For generations, owning a home of our own has been the dream and ambition of just about all of us. But the facts show that fewer and fewer of us are realising the dream and that the situation is set to become worse in years to come. Millennials, the children of the post-war baby-boomers are now the largest adult cohort worldwide, and they appear to be the age range most severely affected, with many fearing that they will never be able to buy their own home.

There are many reasons for the decline in home ownership, particularly in this age group. The unstable housing market, with the resulting availability and affordability of stock, wages failing to keep up with the rocketing cost of living, and student loan debts still not repaid, all influence the situation. Lifestyle and mobility also play a part, with many young people needing to move location to find a job that improves lifestyle.

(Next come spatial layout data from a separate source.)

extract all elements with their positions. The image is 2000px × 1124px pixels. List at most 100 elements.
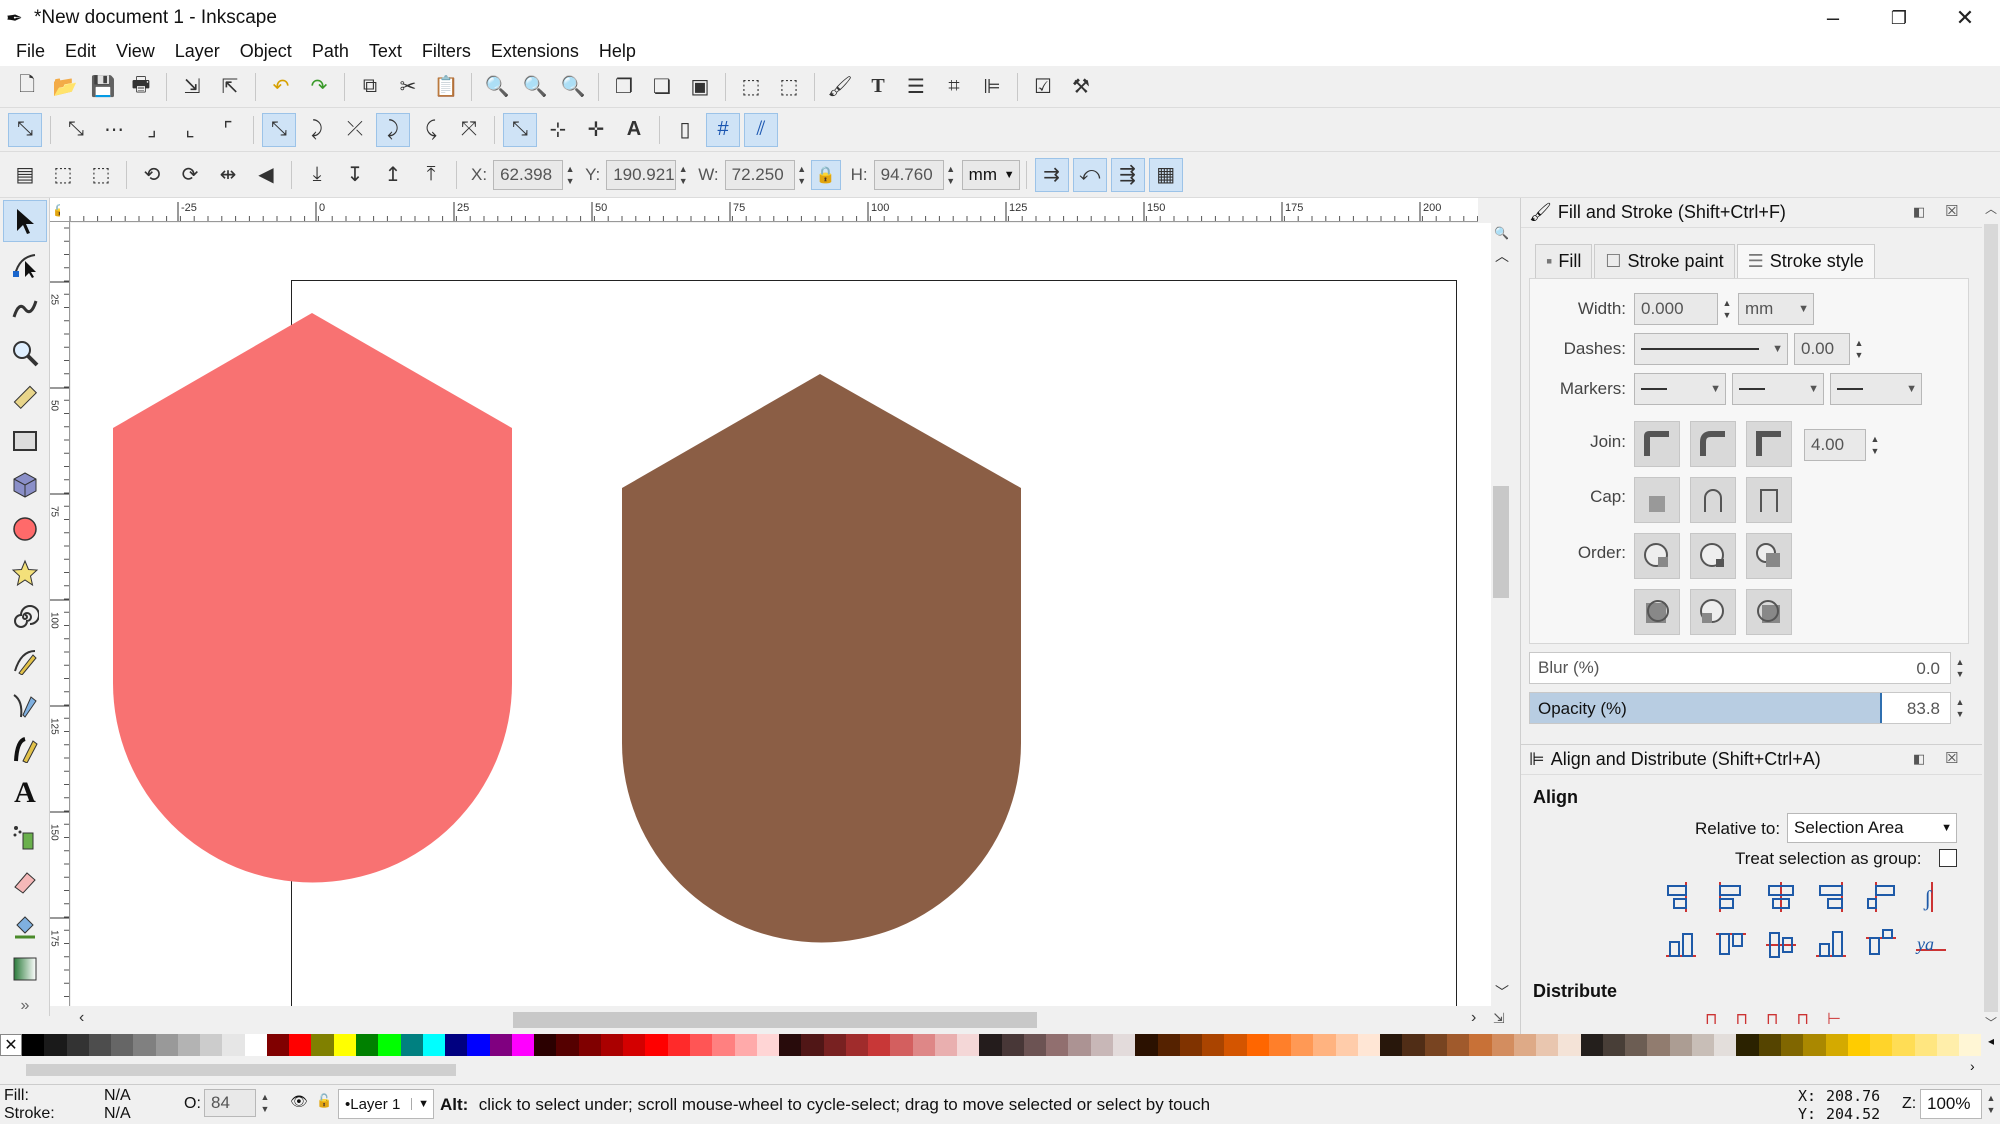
brown-shield[interactable] <box>622 374 1021 943</box>
x-spinner[interactable]: ▲ ▼ <box>563 160 577 190</box>
red-shield[interactable] <box>113 313 512 883</box>
h-spinner[interactable]: ▲ ▼ <box>944 160 958 190</box>
palette-swatch[interactable] <box>1179 1034 1203 1056</box>
palette-menu-icon[interactable]: ◂ <box>1982 1034 2000 1056</box>
menu-view[interactable]: View <box>106 41 165 62</box>
redo-icon[interactable]: ↷ <box>302 70 336 104</box>
text-font-dialog-icon[interactable]: T <box>861 70 895 104</box>
flip-horizontal-icon[interactable]: ⇹ <box>211 158 245 192</box>
box3d-tool-icon[interactable] <box>3 464 47 506</box>
palette-swatch[interactable] <box>890 1034 913 1056</box>
palette-swatch[interactable] <box>1691 1034 1715 1056</box>
palette-swatch[interactable] <box>1023 1034 1047 1056</box>
align-text-anchor-icon[interactable]: ʃ <box>1911 877 1951 917</box>
palette-swatch[interactable] <box>979 1034 1002 1056</box>
palette-swatch[interactable] <box>400 1034 423 1056</box>
scroll-up-icon[interactable]: ︿ <box>1495 246 1509 266</box>
flip-vertical-icon[interactable]: ◀ <box>249 158 283 192</box>
palette-swatch[interactable] <box>578 1034 601 1056</box>
snap-text-baseline-icon[interactable]: A <box>617 113 651 147</box>
dock-scroll-thumb[interactable] <box>1984 224 1998 1012</box>
panel-close-icon[interactable]: ☒ <box>1945 202 1958 220</box>
menu-layer[interactable]: Layer <box>165 41 230 62</box>
palette-swatch[interactable] <box>266 1034 290 1056</box>
restore-button[interactable]: ❐ <box>1866 0 1932 36</box>
blur-spinner[interactable]: ▲ ▼ <box>1953 652 1967 684</box>
distribute-gaps-icon[interactable]: ⊓ <box>1796 1009 1808 1029</box>
palette-swatch[interactable] <box>1157 1034 1180 1056</box>
snap-bbox-icon[interactable]: ⤡ <box>59 113 93 147</box>
vertical-scrollbar[interactable]: 🔍 ︿ ﹀ <box>1491 222 1511 1006</box>
x-input[interactable]: 62.398 <box>493 159 564 190</box>
calligraphy-tool-icon[interactable] <box>3 728 47 770</box>
palette-swatch[interactable] <box>177 1034 201 1056</box>
palette-swatch[interactable] <box>712 1034 735 1056</box>
scroll-down-icon[interactable]: ﹀ <box>1495 982 1509 1002</box>
vertical-ruler[interactable]: 25 50 75 100 125 150 175 <box>50 222 70 1006</box>
tab-stroke-paint[interactable]: ☐ Stroke paint <box>1594 244 1735 278</box>
cap-square-button[interactable] <box>1746 477 1792 523</box>
palette-swatch[interactable] <box>934 1034 958 1056</box>
palette-swatch[interactable] <box>1914 1034 1937 1056</box>
spiral-tool-icon[interactable] <box>3 596 47 638</box>
palette-scrollbar[interactable]: › <box>0 1056 2000 1084</box>
print-icon[interactable]: 🖶 <box>124 70 158 104</box>
palette-swatch[interactable] <box>333 1034 356 1056</box>
palette-swatch[interactable] <box>289 1034 312 1056</box>
menu-filters[interactable]: Filters <box>412 41 481 62</box>
cap-round-button[interactable] <box>1690 477 1736 523</box>
y-input[interactable]: 190.921 <box>606 159 677 190</box>
document-properties-icon[interactable]: ☑ <box>1026 70 1060 104</box>
fill-indicator-value[interactable]: N/A <box>104 1087 131 1105</box>
snap-others-icon[interactable]: ⤡ <box>503 112 537 147</box>
snap-paths-icon[interactable]: ⤸ <box>300 113 334 147</box>
menu-path[interactable]: Path <box>302 41 359 62</box>
join-round-button[interactable] <box>1690 421 1736 467</box>
transform-gradients-icon[interactable]: ⇶ <box>1110 157 1145 192</box>
zoom-drawing-icon[interactable]: 🔍 <box>518 70 552 104</box>
palette-swatch[interactable] <box>1491 1034 1514 1056</box>
eraser-tool-icon[interactable] <box>3 860 47 902</box>
palette-swatch[interactable] <box>534 1034 557 1056</box>
snap-grid-icon[interactable]: # <box>706 112 740 147</box>
palette-swatch[interactable] <box>1402 1034 1425 1056</box>
horizontal-scroll-thumb[interactable] <box>513 1012 1037 1028</box>
select-all-layers-icon[interactable]: ⬚ <box>46 158 80 192</box>
palette-swatch[interactable] <box>1847 1034 1871 1056</box>
measure-tool-icon[interactable] <box>3 376 47 418</box>
menu-edit[interactable]: Edit <box>55 41 106 62</box>
snap-path-intersection-icon[interactable]: ⤫ <box>338 113 372 147</box>
palette-swatch[interactable] <box>1513 1034 1537 1056</box>
palette-swatch[interactable] <box>378 1034 401 1056</box>
center-horizontal-axis-icon[interactable] <box>1761 925 1801 965</box>
palette-swatch[interactable] <box>1224 1034 1247 1056</box>
palette-swatch[interactable] <box>1870 1034 1893 1056</box>
align-bottom-to-top-icon[interactable] <box>1661 925 1701 965</box>
dock-scroll-down-icon[interactable]: ﹀ <box>1985 1014 1997 1031</box>
group-icon[interactable]: ⬚ <box>734 70 768 104</box>
transform-patterns-icon[interactable]: ▦ <box>1148 157 1183 192</box>
snap-bbox-center-icon[interactable]: ⌜ <box>211 113 245 147</box>
align-top-to-bottom-icon[interactable] <box>1861 925 1901 965</box>
palette-swatch[interactable] <box>823 1034 846 1056</box>
palette-swatch[interactable] <box>756 1034 780 1056</box>
order-button-1[interactable] <box>1634 533 1680 579</box>
status-opacity-input[interactable]: 84 <box>204 1089 256 1117</box>
width-unit-select[interactable]: mm ▼ <box>1738 293 1814 325</box>
menu-extensions[interactable]: Extensions <box>481 41 589 62</box>
palette-swatch[interactable] <box>22 1034 45 1056</box>
palette-swatch[interactable] <box>200 1034 223 1056</box>
pencil-tool-icon[interactable] <box>3 640 47 682</box>
selector-tool-icon[interactable] <box>3 200 47 242</box>
zoom-page-icon[interactable]: 🔍 <box>556 70 590 104</box>
stroke-indicator-value[interactable]: N/A <box>104 1105 131 1123</box>
star-tool-icon[interactable] <box>3 552 47 594</box>
order-button-3[interactable] <box>1746 533 1792 579</box>
scroll-left-icon[interactable]: ‹ <box>79 1009 84 1027</box>
palette-swatch[interactable] <box>445 1034 468 1056</box>
horizontal-ruler[interactable]: -250255075100125150175200225 <box>60 198 1478 222</box>
select-all-icon[interactable]: ▤ <box>8 158 42 192</box>
ungroup-icon[interactable]: ⬚ <box>772 70 806 104</box>
snap-smooth-nodes-icon[interactable]: ⤹ <box>414 113 448 147</box>
more-tools-chevron-icon[interactable]: » <box>3 992 47 1020</box>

Insecurities resulting from both Brexit and the Covid pandemic have also impacted significantly. In former times, with this age range group having reached their late twenties to early forties, they would by now be expected to have at least taken a step onto the home ownership ladder. Rented accommodation is frequently the only affordable option, and for those unable to draw on family wealth, the prospect of a home of their own looks little better for the foreseeable future. A first-time buyer study by Santander Mortgages of non-homeowners aged between eighteen and 40 found that while nine out of ten still want to climb on to that ownership ladder, the reality is that by 2026 just one in four under 34s will have achieved that goal. 

Of course, Millennials are not the only group struggling to buy a place of their own, and the issue raises the question again of second home ownership. Before the pandemic, government figures showed that more than 750,000 households in England had second homes, and of these around 500,000 were in the UK. But both covid and Brexit have increased the realisation that there is serious money to be made by putting second homes on Airbnb. And the government has increased the incentive for people to own two or more homes with tax breaks and grants that increase money-making potential.

All this has hugely changed coastal and rural communities, where in some villages few full-time residents remain. Cornwall is a massive tourist attraction, increasingly so for the quick getaway, where there are generally more than 10,000 Cornish homes listed on Airbnb. And while the number of Millennials or others looking to buy a home in Cornwall is no doubt small, in the area around Newquay alone, there are reckoned to be more than 500 homeless people. Airbnb city breaks, where homeless numbers are much higher, are also increasingly popular. So, is it time for a rethink on second home ownership, so that more can buy and more still can have somewhere safer than the streets to live?